At the campaign level, think in terms of: “Did this message drive meaningful actions?”, not “Did 100% of devices choose to surface this content?”
6. Start planning for richer, more trusted channels (like RCS)
As we outlined in our iOS 26 update, the future of mobile messaging is moving toward rich, verified, interactive formats like RCS.
Benefits include:
- Branded sender with logo and name
- Rich layouts that feel more like mini landing pages
- Additional signals of authenticity that spam filters can use
RCS won’t replace SMS overnight, but it’s worth:
- Identifying high-impact use cases (product drops, promos, back-in-stock)
- Talking with your CSM about RCS beta access and roadmap
- Designing campaigns that can work in both SMS and rich formats
Can you ever know exactly how many messages were suppressed?
Short answer: no, and that’s true for every provider in the market.

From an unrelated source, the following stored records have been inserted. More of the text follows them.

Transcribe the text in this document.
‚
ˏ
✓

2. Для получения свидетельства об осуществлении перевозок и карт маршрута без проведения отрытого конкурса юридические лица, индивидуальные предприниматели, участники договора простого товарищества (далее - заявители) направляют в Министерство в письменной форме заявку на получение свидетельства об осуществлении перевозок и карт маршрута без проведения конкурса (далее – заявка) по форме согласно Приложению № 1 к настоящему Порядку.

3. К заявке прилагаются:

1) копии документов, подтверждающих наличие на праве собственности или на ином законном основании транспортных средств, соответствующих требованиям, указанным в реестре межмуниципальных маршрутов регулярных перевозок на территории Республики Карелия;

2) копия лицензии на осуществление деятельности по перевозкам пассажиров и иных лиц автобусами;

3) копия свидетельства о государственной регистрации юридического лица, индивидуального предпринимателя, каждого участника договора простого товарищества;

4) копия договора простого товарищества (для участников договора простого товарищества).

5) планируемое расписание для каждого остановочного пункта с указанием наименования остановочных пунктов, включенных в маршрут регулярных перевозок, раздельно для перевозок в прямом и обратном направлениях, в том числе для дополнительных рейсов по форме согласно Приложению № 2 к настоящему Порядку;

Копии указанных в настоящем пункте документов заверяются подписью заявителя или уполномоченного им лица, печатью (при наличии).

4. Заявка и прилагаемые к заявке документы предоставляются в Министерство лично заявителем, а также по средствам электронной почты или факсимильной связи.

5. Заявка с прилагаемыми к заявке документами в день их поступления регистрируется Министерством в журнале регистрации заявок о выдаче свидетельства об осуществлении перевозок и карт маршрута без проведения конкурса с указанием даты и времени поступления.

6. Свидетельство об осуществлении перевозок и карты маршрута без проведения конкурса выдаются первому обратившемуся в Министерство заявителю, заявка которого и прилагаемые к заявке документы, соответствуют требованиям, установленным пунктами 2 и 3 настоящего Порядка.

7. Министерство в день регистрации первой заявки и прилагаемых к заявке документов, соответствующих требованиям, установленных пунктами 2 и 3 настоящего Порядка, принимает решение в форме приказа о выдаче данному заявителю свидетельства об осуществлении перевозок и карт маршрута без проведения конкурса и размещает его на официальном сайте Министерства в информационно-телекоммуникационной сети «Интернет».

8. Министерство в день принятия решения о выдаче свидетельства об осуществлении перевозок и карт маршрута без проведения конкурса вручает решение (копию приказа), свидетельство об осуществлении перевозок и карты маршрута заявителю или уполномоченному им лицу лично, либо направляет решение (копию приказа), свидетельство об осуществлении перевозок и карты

This is because carriers only know whether a message was delivered to the device. Device filters and security apps don’t report back when they hide or move a message. That suppression happens locally, on the phone, after delivery is confirmed.
What you can know:
- How many messages your carriers accepted and delivered.
- How many human recipients clicked and converted.
- How different segments (and test panels) behave with different content.
That’s why the following are now core parts of a modern SMS strategy:
- Testing with a known panel
- Segmenting based on behavior and bot activity
- Iterating on copy and structure
Turning bot clicks and filters into a competitive advantage
Silent suppression and bot clicks can feel scary, especially in peak season. But they’re also a forcing function.
They push brands to:
- Write clearer, more intentional SMS copy.
- Treat subscribers like people, not just phone numbers.
- Integrate SMS into a broader, trust-based, omnichannel experience.
At Klaviyo, we’re working closely with carriers and partners to keep you informed as filters evolve. We’re also investing in richer messaging channels like RCS and surfacing the right data so you can see enough to make good decisions, even when phones don’t tell us the full story.
If you’re seeing confusing gaps, “delivered” but not seen, or strange click patterns, talk to your CSM or our support team. We can help you:
- Audit your recent sends.
- Identify likely suppression patterns.
- Design test flows and segments to improve inbox placement.
The rules of SMS are changing. Brands that adapt early, by blending smart copy, thoughtful testing, and rich messaging, will be the ones that keep their messages where they belong: in front of their customers.